You forgot what you ordered, and almost saw your meal go back to the
kitchen when you realised the tandoori mixed grill was yours. Or it
could be more serious ones, like forgetting to move your car so the
council can't resurface your road, meaning your neighbour has to
contact your work's switchboard to get in touch with you, and you
have to leave work to move it. They had sent me a letter. I'd put a
reminder in my phone and paper diary, but of course I didn't see
either of them that morning.
Last
Saturday threw yet another curveball: I'd used up all of my data
about a week prior to this, and my reset time was midnight that
night. I had been in contact with a Meetup group called Socially Awkward,
who describe themselves as 'A friendly, welcoming, non-judgmental
social group for people who struggle with any form of anxiety or
depression.' Sounds great, but they run most of their meetups in The
Moon Under the Water, a chav-laiden hellhole on Deansgate, and a
loud, noisy affair completely unsuitable for people with anxiety. The
group has 7 and a half thousand members, but hardly anyone goes to
the meetups. Obviously, they aren't picking the right venues. In the
group discussion page, I described this to them, and suggested some
street challenges: a chance to practice approaching people and
striking up conversations. We agreed on a time and place- Piccadilly
Gardens at 11am, nowhere near any major shops or bars- and I set off
to meet them.
Of
course, having no data meant I couldn't check the Meetup page, and
Meetup is an 18+ site so local WiFi spots wouldn't let me on. I was
stood right outside the coffee shop meeting point, looking pensive,
looking for other people who might be part of the group. I asked a
few people, but they had no idea what I was talking about. The only
person to approach me was, typically, a drug dealer. Piccadilly
Gardens is a hotspot for this, which is another reason why this area
is not where I would have chosen.
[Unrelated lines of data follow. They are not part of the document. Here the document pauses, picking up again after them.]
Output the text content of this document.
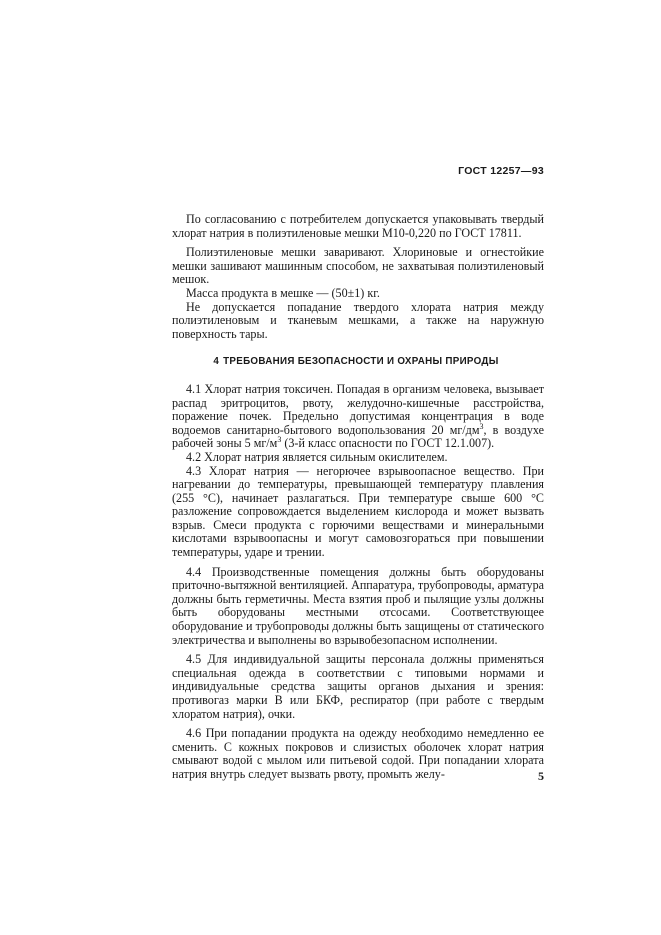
ГОСТ 12257—93

По согласованию с потребителем допускается упаковывать твердый хлорат натрия в полиэтиленовые мешки М10-0,220 по ГОСТ 17811.

Полиэтиленовые мешки заваривают. Хлориновые и огнестойкие мешки зашивают машинным способом, не захватывая полиэтиленовый мешок.

Масса продукта в мешке — (50±1) кг.

Не допускается попадание твердого хлората натрия между полиэтиленовым и тканевым мешками, а также на наружную поверхность тары.

4 ТРЕБОВАНИЯ БЕЗОПАСНОСТИ И ОХРАНЫ ПРИРОДЫ

4.1 Хлорат натрия токсичен. Попадая в организм человека, вызывает распад эритроцитов, рвоту, желудочно-кишечные расстройства, поражение почек. Предельно допустимая концентрация в воде водоемов санитарно-бытового водопользования 20 $мг/дм^3$, в воздухе рабочей зоны 5 $мг/м^3$ (3-й класс опасности по ГОСТ 12.1.007).

4.2 Хлорат натрия является сильным окислителем.

4.3 Хлорат натрия — негорючее взрывоопасное вещество. При нагревании до температуры, превышающей температуру плавления (255 °С), начинает разлагаться. При температуре свыше 600 °С разложение сопровождается выделением кислорода и может вызвать взрыв. Смеси продукта с горючими веществами и минеральными кислотами взрывоопасны и могут самовозгораться при повышении температуры, ударе и трении.

4.4 Производственные помещения должны быть оборудованы приточно-вытяжной вентиляцией. Аппаратура, трубопроводы, арматура должны быть герметичны. Места взятия проб и пылящие узлы должны быть оборудованы местными отсосами. Соответствующее оборудование и трубопроводы должны быть защищены от статического электричества и выполнены во взрывобезопасном исполнении.

4.5 Для индивидуальной защиты персонала должны применяться специальная одежда в соответствии с типовыми нормами и индивидуальные средства защиты органов дыхания и зрения: противогаз марки В или БКФ, респиратор (при работе с твердым хлоратом натрия), очки.

4.6 При попадании продукта на одежду необходимо немедленно ее сменить. С кожных покровов и слизистых оболочек хлорат натрия смывают водой с мылом или питьевой содой. При попадании хлората натрия внутрь следует вызвать рвоту, промыть желу-	5
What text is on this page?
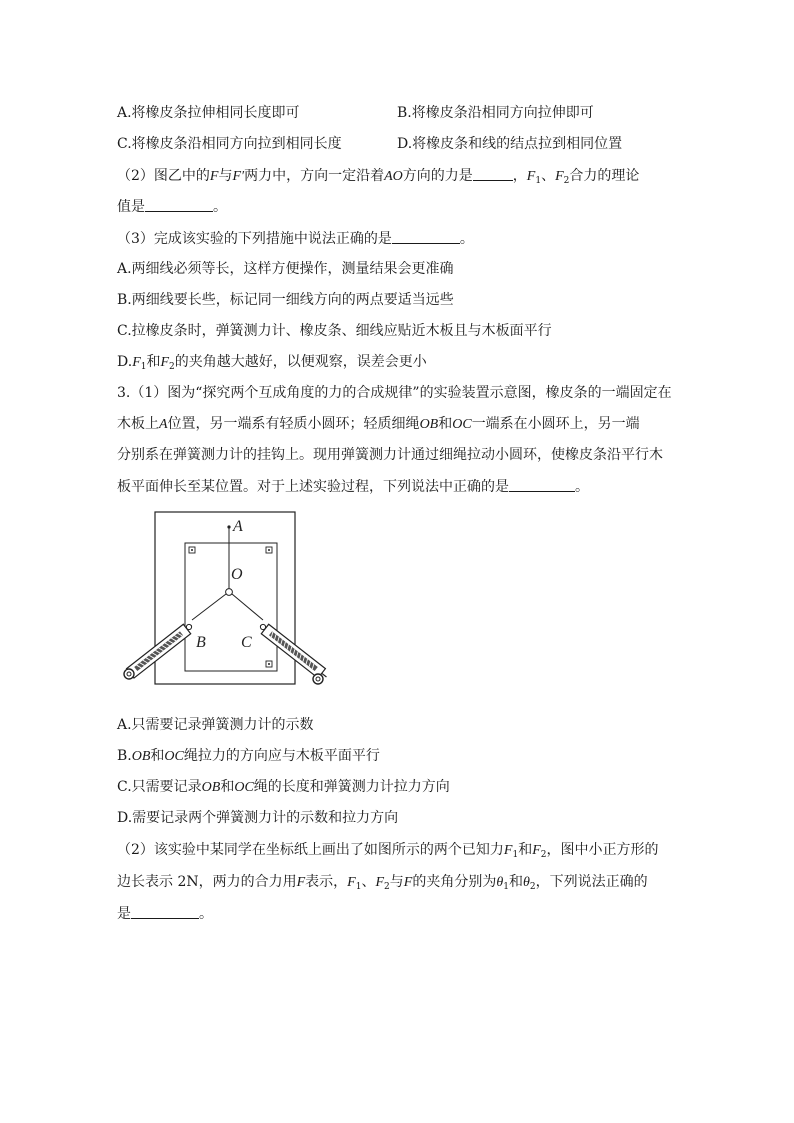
A.将橡皮条拉伸相同长度即可	B.将橡皮条沿相同方向拉伸即可
C.将橡皮条沿相同方向拉到相同长度	D.将橡皮条和线的结点拉到相同位置
（2）图乙中的F与F′两力中，方向一定沿着AO方向的力是	，$F_1$、$F_2$合力的理论
值是	。
（3）完成该实验的下列措施中说法正确的是	。
A.两细线必须等长，这样方便操作，测量结果会更准确
B.两细线要长些，标记同一细线方向的两点要适当远些
C.拉橡皮条时，弹簧测力计、橡皮条、细线应贴近木板且与木板面平行
$D.F_1$和$F_2$的夹角越大越好，以便观察，误差会更小
3.（1）图为“探究两个互成角度的力的合成规律”的实验装置示意图，橡皮条的一端固定在
木板上A位置，另一端系有轻质小圆环；轻质细绳OB和OC一端系在小圆环上，另一端
分别系在弹簧测力计的挂钩上。现用弹簧测力计通过细绳拉动小圆环，使橡皮条沿平行木
板平面伸长至某位置。对于上述实验过程，下列说法中正确的是	。
A
O
B C
A.只需要记录弹簧测力计的示数
B.OB和OC绳拉力的方向应与木板平面平行
C.只需要记录OB和OC绳的长度和弹簧测力计拉力方向
D.需要记录两个弹簧测力计的示数和拉力方向
（2）该实验中某同学在坐标纸上画出了如图所示的两个已知力$F_1$和$F_2$，图中小正方形的
边长表示 2N，两力的合力用F表示，$F_1$、$F_2$与F的夹角分别为$\theta_1$和$\theta_2$，下列说法正确的
是	。
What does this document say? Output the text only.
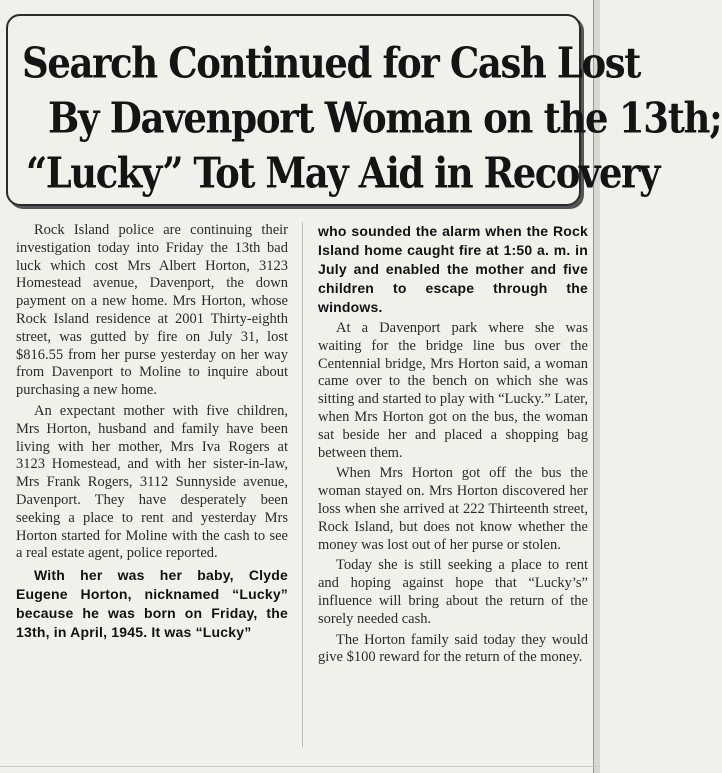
Search Continued for Cash Lost
By Davenport Woman on the 13th;
“Lucky” Tot May Aid in Recovery

Rock Island police are continuing their investigation today into Friday the 13th bad luck which cost Mrs Albert Horton, 3123 Homestead avenue, Davenport, the down payment on a new home. Mrs Horton, whose Rock Island residence at 2001 Thirty-eighth street, was gutted by fire on July 31, lost $816.55 from her purse yesterday on her way from Davenport to Moline to inquire about purchasing a new home.

An expectant mother with five children, Mrs Horton, husband and family have been living with her mother, Mrs Iva Rogers at 3123 Homestead, and with her sister-in-law, Mrs Frank Rogers, 3112 Sunnyside avenue, Davenport. They have desperately been seeking a place to rent and yesterday Mrs Horton started for Moline with the cash to see a real estate agent, police reported.

With her was her baby, Clyde Eugene Horton, nicknamed “Lucky” because he was born on Friday, the 13th, in April, 1945. It was “Lucky”

who sounded the alarm when the Rock Island home caught fire at 1:50 a. m. in July and enabled the mother and five children to escape through the windows.

At a Davenport park where she was waiting for the bridge line bus over the Centennial bridge, Mrs Horton said, a woman came over to the bench on which she was sitting and started to play with “Lucky.” Later, when Mrs Horton got on the bus, the woman sat beside her and placed a shopping bag between them.

When Mrs Horton got off the bus the woman stayed on. Mrs Horton discovered her loss when she arrived at 222 Thirteenth street, Rock Island, but does not know whether the money was lost out of her purse or stolen.

Today she is still seeking a place to rent and hoping against hope that “Lucky’s” influence will bring about the return of the sorely needed cash.

The Horton family said today they would give $100 reward for the return of the money.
I gave up and went home. When I got
back on my computer there were a few messages on the page saying
people had been there, but the rain caused them to cut it short.
None
of them thought to approach me.
Granted,
my data running out was the issue there, and I could have asked for a
member's number so I could link up. But whatever- they could have
organised this a lot better. I won't be involved with Socially
Awkward any more. Even the name carries negative connotations. You
can't walk up to people you don't recognise, and ask, 'socially
awkward?' in the hope that they're part of the group and that they
won't assume you're assessing their character. If I was to start a
similar meetup I'd call it 'Manchester Confidence Building,' or
something else positive- something about where we're trying to get to
and not where we're stuck.
I'm
still using the Xperia X, which is way over 2 years old now. I need
to buy another Xperia, but a lot of them are either out of stock or
have notable faults, like overheating, weak batteries or unreliable
cameras. But the consensus is that people who switch from Sony phones
to Samsung or other brands are usually disappointed, and psychology
professionals have usually advised me to stick to what I know. So
it's looking like the 10, the XZ or the XZ2.